The 49ers came oh so close to their sixth Super Bowl championship after the 2012 season, losing 34-31 to Harbaugh's big brother, John, and the Baltimore Ravens.
Harbaugh had a 49-22-1 overall record in four years with San Francisco, which might look to promote from within to replace him. Defensive line coach Jim Tomsula's name has been mentioned.
From his signature outfit of khaki pants and a black 49ers pullover to his signature phrases and motivational tactics, Harbaugh did things his way. And, largely, his way worked.
But not this season, when star linebacker Patrick Willis was one of several key players to go down with injuries on what had been one of the NFL's stingiest defences.
"It's a business," running back Frank Gore said. "I wish Coach Harbaugh the best. He's a great coach. I like how he approached the game of football. My best years, they were with him as a team."
Harbaugh's future was in doubt all season after he didn't receive the contract extension York publicly said he hoped to work out. Neither side seemed particularly focused on doing so.
Then, when the 49ers lost at home 19-3 on Thanksgiving night to Seattle, York turned to Twitter to express his discontent with the team — perhaps only a preview of a relationship that couldn't be repaired.
He wrote: "Thank you #49ersfaithful for coming out strong tonight. This performance wasn't acceptable. I apologize for that."
Harbaugh pulled off a tremendous four-year turnaround at Stanford before doing the same for a 49ers franchise that had suffered an eight-year playoff drought.
"I'm forever proud to have been a part of this," Harbaugh said. "I feel we accomplished great things.
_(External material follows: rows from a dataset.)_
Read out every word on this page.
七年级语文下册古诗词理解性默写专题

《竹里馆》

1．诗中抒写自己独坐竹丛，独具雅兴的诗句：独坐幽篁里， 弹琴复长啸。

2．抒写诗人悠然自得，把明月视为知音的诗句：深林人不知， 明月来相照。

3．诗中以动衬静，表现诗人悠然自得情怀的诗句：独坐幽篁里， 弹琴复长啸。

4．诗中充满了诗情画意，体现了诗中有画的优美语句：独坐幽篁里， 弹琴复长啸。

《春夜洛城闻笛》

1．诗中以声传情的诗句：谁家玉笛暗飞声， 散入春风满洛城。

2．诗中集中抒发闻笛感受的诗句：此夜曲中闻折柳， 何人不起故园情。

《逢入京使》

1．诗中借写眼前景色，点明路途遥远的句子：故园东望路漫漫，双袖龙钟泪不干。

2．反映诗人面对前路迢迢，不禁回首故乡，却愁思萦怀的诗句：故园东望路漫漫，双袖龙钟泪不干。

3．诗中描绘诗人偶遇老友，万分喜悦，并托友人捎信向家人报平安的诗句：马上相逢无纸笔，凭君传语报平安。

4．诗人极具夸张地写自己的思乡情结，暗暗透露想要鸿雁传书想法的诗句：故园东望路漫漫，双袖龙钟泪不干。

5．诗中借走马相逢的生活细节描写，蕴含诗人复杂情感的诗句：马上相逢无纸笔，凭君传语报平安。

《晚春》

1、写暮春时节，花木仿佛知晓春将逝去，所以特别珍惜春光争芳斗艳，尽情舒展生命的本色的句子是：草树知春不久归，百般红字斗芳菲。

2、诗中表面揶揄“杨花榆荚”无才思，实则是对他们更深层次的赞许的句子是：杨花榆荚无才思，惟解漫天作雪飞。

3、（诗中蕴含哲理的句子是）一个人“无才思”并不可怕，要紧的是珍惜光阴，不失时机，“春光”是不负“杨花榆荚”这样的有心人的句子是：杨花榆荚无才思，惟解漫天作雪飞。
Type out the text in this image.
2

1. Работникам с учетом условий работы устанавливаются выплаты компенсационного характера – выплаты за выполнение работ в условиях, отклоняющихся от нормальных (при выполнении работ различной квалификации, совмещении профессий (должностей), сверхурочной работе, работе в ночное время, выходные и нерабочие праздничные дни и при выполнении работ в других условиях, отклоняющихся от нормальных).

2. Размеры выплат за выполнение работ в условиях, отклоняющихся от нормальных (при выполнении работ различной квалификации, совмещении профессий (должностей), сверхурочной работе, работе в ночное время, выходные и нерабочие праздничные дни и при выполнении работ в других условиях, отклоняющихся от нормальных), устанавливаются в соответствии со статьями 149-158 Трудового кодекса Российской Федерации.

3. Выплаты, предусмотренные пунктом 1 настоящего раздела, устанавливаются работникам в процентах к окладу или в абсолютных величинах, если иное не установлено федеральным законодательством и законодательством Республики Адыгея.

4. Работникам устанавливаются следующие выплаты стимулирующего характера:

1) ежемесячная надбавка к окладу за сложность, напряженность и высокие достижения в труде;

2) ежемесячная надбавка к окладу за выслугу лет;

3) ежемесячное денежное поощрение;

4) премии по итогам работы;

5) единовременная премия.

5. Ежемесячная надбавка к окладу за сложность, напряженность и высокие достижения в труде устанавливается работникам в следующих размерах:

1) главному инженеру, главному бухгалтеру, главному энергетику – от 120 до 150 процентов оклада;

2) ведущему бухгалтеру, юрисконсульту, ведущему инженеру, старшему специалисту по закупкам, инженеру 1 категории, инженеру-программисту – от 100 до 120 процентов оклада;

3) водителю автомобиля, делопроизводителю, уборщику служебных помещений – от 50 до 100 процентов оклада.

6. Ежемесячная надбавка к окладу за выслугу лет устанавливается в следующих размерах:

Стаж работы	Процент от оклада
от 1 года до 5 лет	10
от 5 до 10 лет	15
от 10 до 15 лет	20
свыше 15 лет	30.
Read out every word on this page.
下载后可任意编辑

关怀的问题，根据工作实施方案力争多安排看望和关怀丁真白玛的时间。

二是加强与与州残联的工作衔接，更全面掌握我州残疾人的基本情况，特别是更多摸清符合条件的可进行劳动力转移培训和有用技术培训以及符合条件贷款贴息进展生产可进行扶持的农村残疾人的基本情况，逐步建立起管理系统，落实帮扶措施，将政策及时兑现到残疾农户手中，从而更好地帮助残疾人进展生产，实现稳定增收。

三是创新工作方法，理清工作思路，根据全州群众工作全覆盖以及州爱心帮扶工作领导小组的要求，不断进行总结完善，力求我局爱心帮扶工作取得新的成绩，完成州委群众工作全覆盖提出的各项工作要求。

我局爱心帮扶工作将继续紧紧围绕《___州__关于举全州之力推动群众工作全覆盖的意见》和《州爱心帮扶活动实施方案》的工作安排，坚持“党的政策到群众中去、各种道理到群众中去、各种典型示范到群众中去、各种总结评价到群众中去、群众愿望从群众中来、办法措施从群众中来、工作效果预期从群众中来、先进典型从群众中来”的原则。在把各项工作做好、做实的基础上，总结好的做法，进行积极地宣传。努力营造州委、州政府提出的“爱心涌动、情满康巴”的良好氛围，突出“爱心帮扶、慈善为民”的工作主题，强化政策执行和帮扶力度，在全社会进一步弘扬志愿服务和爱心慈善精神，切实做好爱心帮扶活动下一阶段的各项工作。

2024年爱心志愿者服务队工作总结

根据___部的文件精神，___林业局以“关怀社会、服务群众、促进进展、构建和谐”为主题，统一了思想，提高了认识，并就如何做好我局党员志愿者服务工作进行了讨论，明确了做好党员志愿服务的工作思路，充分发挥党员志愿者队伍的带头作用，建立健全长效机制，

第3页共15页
Tremendous football."
There was some thought York believed he could trade Harbaugh this time and receive a first-round draft pick. Nobody expected Harbaugh to agree to such a swap that would hamper a potential new team.
Harbaugh said all season he would not be fazed by the constant chatter about his fate, or by those outside the organization questioning whether he had lost the locker room.
"Some people hate you, some people love you, and most of those people don't even know you," he told The AP in October. "You take it with a grain of salt, smile, and go about your business."